Lu Dongdong, Huang Leijie, Weng Chunyan
Department of Gastroenterology, Ningbo No. 2 Hospital, Ningbo, Zhejiang Province, 315000, People's Republic of China.
Department of Gastroenterology, The First Affiliated Hospital of Zhejiang Chinese Medical University (Zhejiang Provincial Hospital of Chinese Medicine), Hangzhou, Zhejiang Province, 310000, People's Republic of China.
Drug Des Devel Ther. 2025 Apr 5;19:2653-2666. doi: 10.2147/DDDT.S504671. eCollection 2025.
Gastric cancer (GC) remains a leading cause of cancer-related mortality, with limited effective treatment options for advanced stages. As a steroidal saponin with documented anti-neoplastic properties in multiple cancers, digitonin's mode of action in GC pathogenesis has yet to be fully elucidated. This research focused on exploring the potential of Digitonin in GC treatment using a combination of network pharmacology and experimental validation.
The inhibitory effects of Digitonin on the proliferation, invasion, and migration of gastric cancer cells were evaluated using CCK-8, colony formation, wound healing, and transwell assays. Key targets of Digitonin were identified through network pharmacology. Molecular docking and various experiments, including Western blot, immunofluorescence, and a subcutaneous xenograft model, were used for validation.

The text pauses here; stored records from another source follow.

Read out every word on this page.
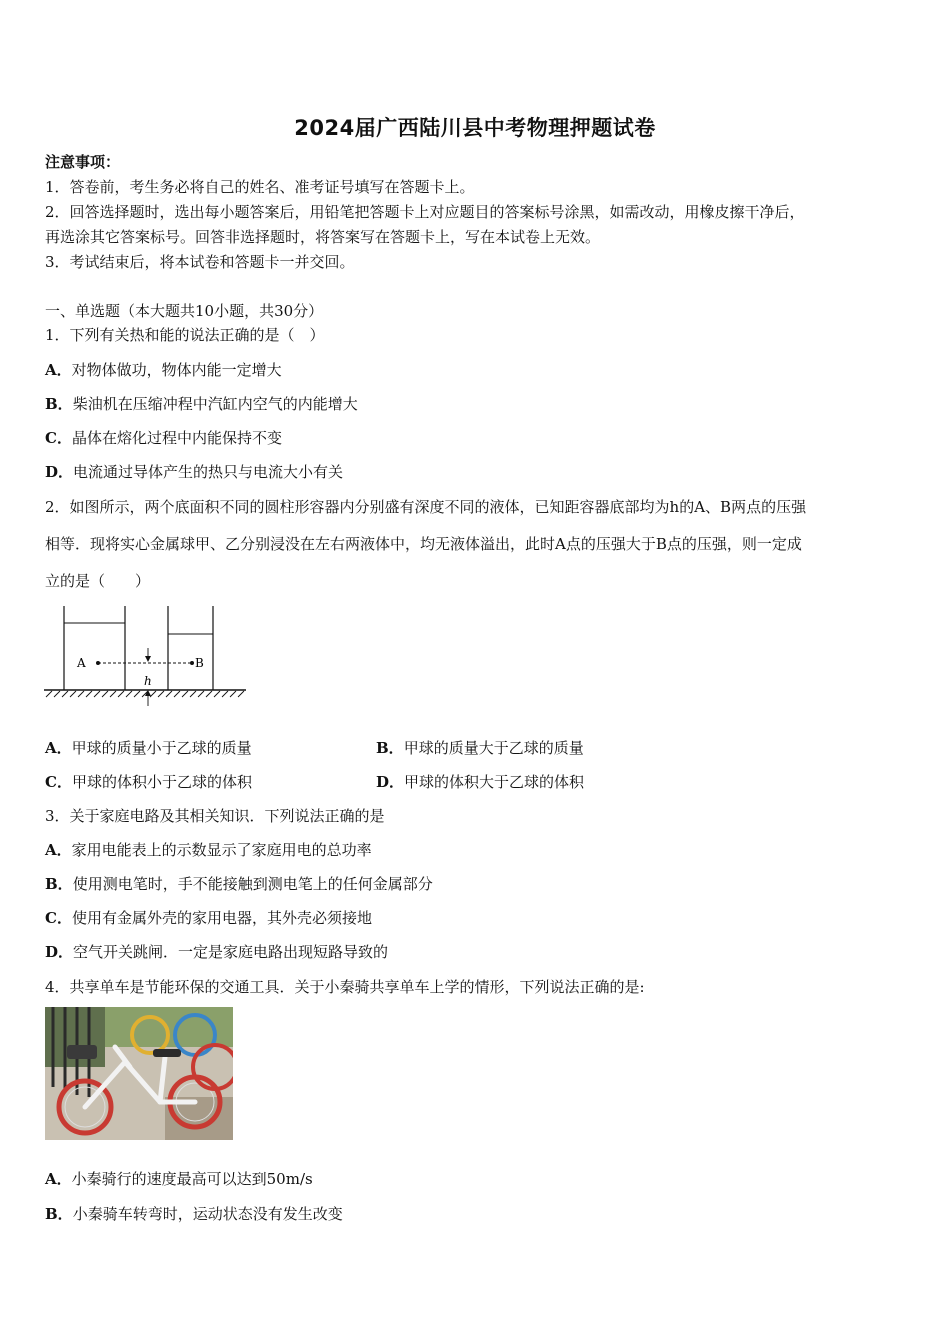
2024届广西陆川县中考物理押题试卷
注意事项：
1．答卷前，考生务必将自己的姓名、准考证号填写在答题卡上。
2．回答选择题时，选出每小题答案后，用铅笔把答题卡上对应题目的答案标号涂黑，如需改动，用橡皮擦干净后，
再选涂其它答案标号。回答非选择题时，将答案写在答题卡上，写在本试卷上无效。
3．考试结束后，将本试卷和答题卡一并交回。
一、单选题（本大题共10小题，共30分）
1．下列有关热和能的说法正确的是（　）
A．对物体做功，物体内能一定增大
B．柴油机在压缩冲程中汽缸内空气的内能增大
C．晶体在熔化过程中内能保持不变
D．电流通过导体产生的热只与电流大小有关
2．如图所示，两个底面积不同的圆柱形容器内分别盛有深度不同的液体，已知距容器底部均为h的A、B两点的压强
相等．现将实心金属球甲、乙分别浸没在左右两液体中，均无液体溢出，此时A点的压强大于B点的压强，则一定成
立的是（　　）
A	B
h
A．甲球的质量小于乙球的质量	B．甲球的质量大于乙球的质量
C．甲球的体积小于乙球的体积	D．甲球的体积大于乙球的体积
3．关于家庭电路及其相关知识．下列说法正确的是
A．家用电能表上的示数显示了家庭用电的总功率
B．使用测电笔时，手不能接触到测电笔上的任何金属部分
C．使用有金属外壳的家用电器，其外壳必须接地
D．空气开关跳闸．一定是家庭电路出现短路导致的
4．共享单车是节能环保的交通工具．关于小秦骑共享单车上学的情形，下列说法正确的是:
A．小秦骑行的速度最高可以达到50m/s
B．小秦骑车转弯时，运动状态没有发生改变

Digitonin exhibited stronger cytotoxicity against GC cells and significantly inhibited GC cell proliferation, migration, and invasion. Network pharmacology analysis revealed that the core targets of Digitonin are involved in key cancer-related signaling pathways, including HIF-1α, Ras, and PI3K-Akt pathways, with HSP90AA1 and NFKB1 identified as central targets. Further molecular docking, Western blotting, and immunofluorescence experiments confirmed that Digitonin significantly suppressed the expression of HSP90AA1 and inhibited the nuclear translocation of NFKB1, inducing cell apoptosis. Additionally, a subcutaneous xenograft model of GC further validated that Digitonin effectively inhibited tumor growth.

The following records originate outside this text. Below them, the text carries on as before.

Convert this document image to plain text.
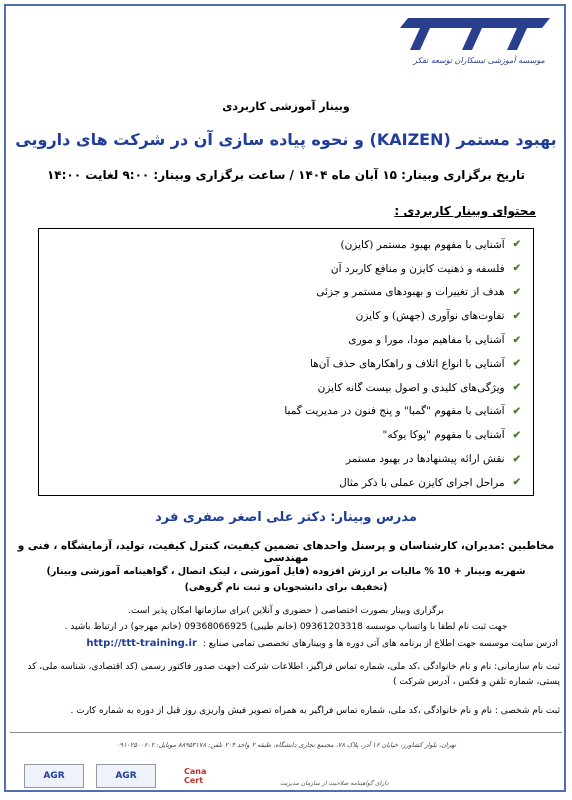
موسسه آموزشی تیسکاران توسعه تفکر
وبینار آموزشی کاربردی
بهبود مستمر (KAIZEN) و نحوه پیاده سازی آن در شرکت های دارویی
تاریخ برگزاری وبینار: ۱۵ آبان ماه ۱۴۰۴ / ساعت برگزاری وبینار: ۹:۰۰ لغایت ۱۴:۰۰
محتوای وبینار کاربردی :
✔
آشنایی با مفهوم بهبود مستمر (کایزن)
✔
فلسفه و ذهنیت کایزن و منافع کاربرد آن
✔
هدف از تغییرات و بهبودهای مستمر و جزئی
✔
تفاوت‌های نوآوری (جهش) و کایزن
✔
آشنایی با مفاهیم مودا، مورا و موری
✔
آشنایی با انواع اتلاف و راهکارهای حذف آن‌ها
✔
ویژگی‌های کلیدی و اصول بیست گانه کایزن
✔
آشنایی با مفهوم "گمبا" و پنج فنون در مدیریت گمبا
✔
آشنایی با مفهوم "پوکا یوکه"
✔
نقش ارائه پیشنهادها در بهبود مستمر
✔
مراحل اجرای کایزن عملی با ذکر مثال
مدرس وبینار: دکتر علی اصغر صفری فرد
مخاطبین :مدیران، کارشناسان و پرسنل واحدهای تضمین کیفیت، کنترل کیفیت، تولید، آزمایشگاه ، فنی و مهندسی
شهریه وبینار + 10 % مالیات بر ارزش افزوده (فایل آموزشی ، لینک اتصال ، گواهینامه آموزشی وبینار)
(تخفیف برای دانشجویان و ثبت نام گروهی)
برگزاری وبینار بصورت اختصاصی ( حضوری و آنلاین )برای سازمانها امکان پذیر است.
جهت ثبت نام لطفا با واتساپ موسسه 09361203318 (خانم طیبی) 09368066925 (خانم مهرجو) در ارتباط باشید .
ادرس سایت موسسه جهت اطلاع از برنامه های آتی دوره ها و وبینارهای تخصصی تمامی صنایع :
http://ttt-training.ir
ثبت نام سازمانی: نام و نام خانوادگی ،کد ملی، شماره تماس فراگیر، اطلاعات شرکت (جهت صدور فاکتور رسمی (کد اقتصادی، شناسه ملی، کد پستی، شماره تلفن و فکس ، آدرس شرکت )
ثبت نام شخصی : نام و نام خانوادگی ،کد ملی، شماره تماس فراگیر به همراه تصویر فیش واریزی روز قبل از دوره به شماره کارت .
تهران، بلوار کشاورز، خیابان ۱۶ آذر، پلاک ۷۸، مجتمع تجاری دانشگاه، طبقه ۲ واحد ۲۰۴ تلفن: ۸۸۹۵۳۱۷۸ موبایل: ۰۹۱۰۲۵۰۰۶۰۲
AGR	AGR	Cana Cert	دارای گواهینامه صلاحیت از سازمان مدیریت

Digitonin serves as a promising multi-target therapeutic agent for GC. This study underscores the potential of combining network pharmacology with traditional Chinese medicine to identify novel therapeutic targets and develop effective anti-cancer strategies. In addition, these findings suggest that digitonin could be a promising candidate for future clinical trials in GC treatment.

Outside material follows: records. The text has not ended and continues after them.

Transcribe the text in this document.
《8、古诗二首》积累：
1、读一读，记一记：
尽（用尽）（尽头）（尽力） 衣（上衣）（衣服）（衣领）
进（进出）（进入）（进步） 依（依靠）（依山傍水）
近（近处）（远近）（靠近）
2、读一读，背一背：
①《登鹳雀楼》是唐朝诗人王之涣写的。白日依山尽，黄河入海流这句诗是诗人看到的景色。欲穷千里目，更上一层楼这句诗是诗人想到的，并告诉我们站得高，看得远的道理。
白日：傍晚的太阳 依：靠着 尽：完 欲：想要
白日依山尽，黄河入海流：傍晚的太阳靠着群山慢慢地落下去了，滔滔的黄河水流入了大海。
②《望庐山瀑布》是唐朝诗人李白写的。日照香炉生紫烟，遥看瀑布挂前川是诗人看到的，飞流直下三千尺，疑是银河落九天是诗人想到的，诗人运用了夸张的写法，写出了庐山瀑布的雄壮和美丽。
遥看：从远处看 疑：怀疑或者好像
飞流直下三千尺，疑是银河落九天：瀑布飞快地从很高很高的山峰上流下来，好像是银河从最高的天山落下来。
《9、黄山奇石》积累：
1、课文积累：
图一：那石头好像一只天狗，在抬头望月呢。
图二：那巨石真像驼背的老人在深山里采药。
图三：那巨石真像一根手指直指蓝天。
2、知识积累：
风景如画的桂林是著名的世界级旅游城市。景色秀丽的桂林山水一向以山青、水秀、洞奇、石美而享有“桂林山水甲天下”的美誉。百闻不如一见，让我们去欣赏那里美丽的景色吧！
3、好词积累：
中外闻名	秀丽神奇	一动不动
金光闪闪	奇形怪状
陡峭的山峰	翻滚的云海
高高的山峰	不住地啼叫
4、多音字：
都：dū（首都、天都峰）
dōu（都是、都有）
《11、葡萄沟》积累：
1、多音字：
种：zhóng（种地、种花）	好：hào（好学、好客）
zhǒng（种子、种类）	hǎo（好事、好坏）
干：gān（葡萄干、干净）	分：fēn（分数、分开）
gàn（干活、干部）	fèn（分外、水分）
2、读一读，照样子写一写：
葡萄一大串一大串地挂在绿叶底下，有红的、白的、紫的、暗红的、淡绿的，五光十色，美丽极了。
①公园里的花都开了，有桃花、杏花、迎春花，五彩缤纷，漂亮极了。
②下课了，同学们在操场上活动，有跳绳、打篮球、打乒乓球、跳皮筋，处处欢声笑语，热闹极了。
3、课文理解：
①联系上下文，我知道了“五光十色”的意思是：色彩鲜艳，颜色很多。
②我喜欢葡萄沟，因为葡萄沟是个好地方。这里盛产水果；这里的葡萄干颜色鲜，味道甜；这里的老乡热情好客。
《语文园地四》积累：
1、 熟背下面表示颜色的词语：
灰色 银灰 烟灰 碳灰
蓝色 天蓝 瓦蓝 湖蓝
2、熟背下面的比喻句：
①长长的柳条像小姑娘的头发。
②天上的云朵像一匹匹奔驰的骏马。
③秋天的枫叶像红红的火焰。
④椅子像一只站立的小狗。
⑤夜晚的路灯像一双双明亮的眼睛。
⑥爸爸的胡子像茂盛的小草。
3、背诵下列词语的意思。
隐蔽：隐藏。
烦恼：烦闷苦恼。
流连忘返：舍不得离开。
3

胃癌(GC)仍然是癌症相关死亡的主要原因,晚期胃癌的有效治疗选择有限。洋地黄皂苷作为一种在多种癌症中具有抗肿瘤特性的甾体皂苷,其在胃癌发病机制中的作用模式尚未完全阐明。本研究聚焦于通过网络药理学和实验验证相结合的方法,探索洋地黄皂苷在胃癌治疗中的潜力。
使用CCK-8、集落形成、伤口愈合和Transwell实验评估洋地黄皂苷对胃癌细胞增殖、侵袭和迁移的抑制作用。通过网络药理学确定洋地黄皂苷的关键靶点。分子对接以及包括蛋白质免疫印迹法、免疫荧光和皮下异种移植模型在内的各种实验用于验证。
洋地黄皂苷对胃癌细胞表现出更强的细胞毒性,并显著抑制胃癌细胞的增殖、迁移和侵袭。网络药理学分析表明,洋地黄皂苷的核心靶点参与关键的癌症相关信号通路,包括HIF-1α、Ras和PI3K-Akt通路,其中HSP90AA1和NFKB1被确定为核心靶点。进一步的分子对接、蛋白质免疫印迹法和免疫荧光实验证实,洋地黄皂苷显著抑制HSP90AA1的表达并抑制NFKB1的核转位,诱导细胞凋亡。此外,胃癌皮下异种移植模型进一步验证了洋地黄皂苷能有效抑制肿瘤生长。
洋地黄皂苷是一种有前景的胃癌多靶点治疗药物。本研究强调了将网络药理学与中药相结合以确定新的治疗靶点和制定有效的抗癌策略的潜力。此外,这些发现表明洋地黄皂苷可能是未来胃癌治疗临床试验的有前景的候选药物。